Speaker
Description
In industrial production, a substantial proportion of machining tools are manufactured from metals such as tungsten carbide and cobalt due to their exceptional hardness and durability. Both these minerals are considered critical from a social perspective [1]. To address this issue, the project 'Fairtools' aims to substitute these minerals in industrial tool applications and in cases where their replacement is technically infeasible, the project focuses on significantly reducing their utilization. Large deformations in tooling systems arise from factors such as high operational stresses, extreme temperatures and others, resulting in significant material strain and geometric changes.

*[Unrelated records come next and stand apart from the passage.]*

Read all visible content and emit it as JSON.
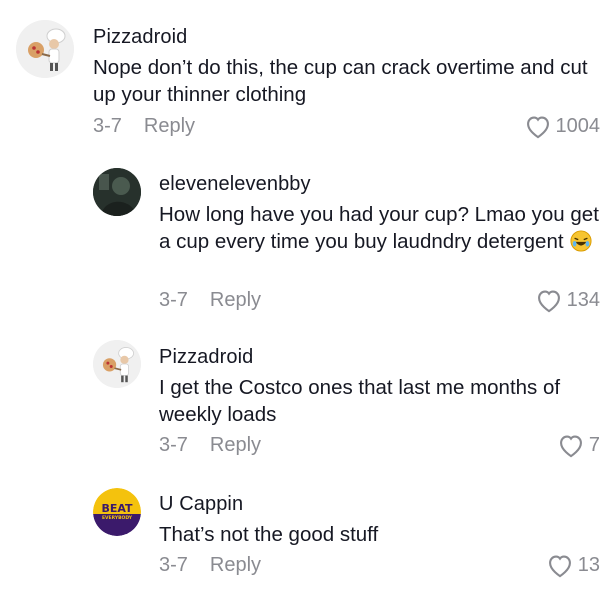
{
  "comments": [
    {
      "username": "Pizzadroid",
      "text": "Nope don’t do this, the cup can crack overtime and cut up your thinner clothing",
      "date": "3-7",
      "reply_label": "Reply",
      "likes": "1004",
      "avatar": "pizza-chef-avatar"
    },
    {
      "username": "elevenelevenbby",
      "text": "How long have you had your cup? Lmao you get a cup every time you buy laudndry detergent",
      "date": "3-7",
      "reply_label": "Reply",
      "likes": "134",
      "avatar": "dark-photo-avatar"
    },
    {
      "username": "Pizzadroid",
      "text": "I get the Costco ones that last me months of weekly loads",
      "date": "3-7",
      "reply_label": "Reply",
      "likes": "7",
      "avatar": "pizza-chef-avatar"
    },
    {
      "username": "U Cappin",
      "text": "That’s not the good stuff",
      "date": "3-7",
      "reply_label": "Reply",
      "likes": "13",
      "avatar": "beat-everybody-avatar",
      "avatar_text": [
        "BEAT",
        "EVERYBODY"
      ]
    }
  ],
  "colors": {
    "text": "#161823",
    "meta": "#8a8b91",
    "beat_yellow": "#f4c20d",
    "beat_purple": "#3b1a6b"
  }
}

For modelling such complex deformation problems, the Particle Finite Element Method (PFEM) has proven to be a robust solution [2]. The traditional Finite Element Method (FEM) may encounter excessive mesh distortion and a subsequent loss of accuracy in these scenarios, but the PFEM addresses these challenges with efficient re-meshing techniques that can result in obtaining more precise solutions. To assess the capabilities of PFEM, simulations using this technique were performed to investigate material behaviour under tensile loads. The study was conducted in two stages: first, a baseline specimen with uniform material properties was simulated to establish a reference for comparison. In the second stage, a specimen with spatially varying material properties, representative of composite materials, was taken into consideration. In both scenarios, the results of PFEM and FEM were compared with respect to accuracy and computational time. The findings obtained from this study, further demonstrate the potential of PFEM in modelling large deformations and composite materials, thereby highlighting its potential for a diverse range of advanced industrial applications.
References
Marscheider-Weidemann, F., (2021): Rohstoffe für Zukunftstechnologien 2021. – DERA Rohstoffinformationen 50: 366 S., Berlin.
Cremonesi, M., Franci, A., Idelsohn, S. et al. A State of the Art Review of the Particle Finite Element Method (PFEM). Arch Computat Methods Eng 27, 1709–1735 (2020).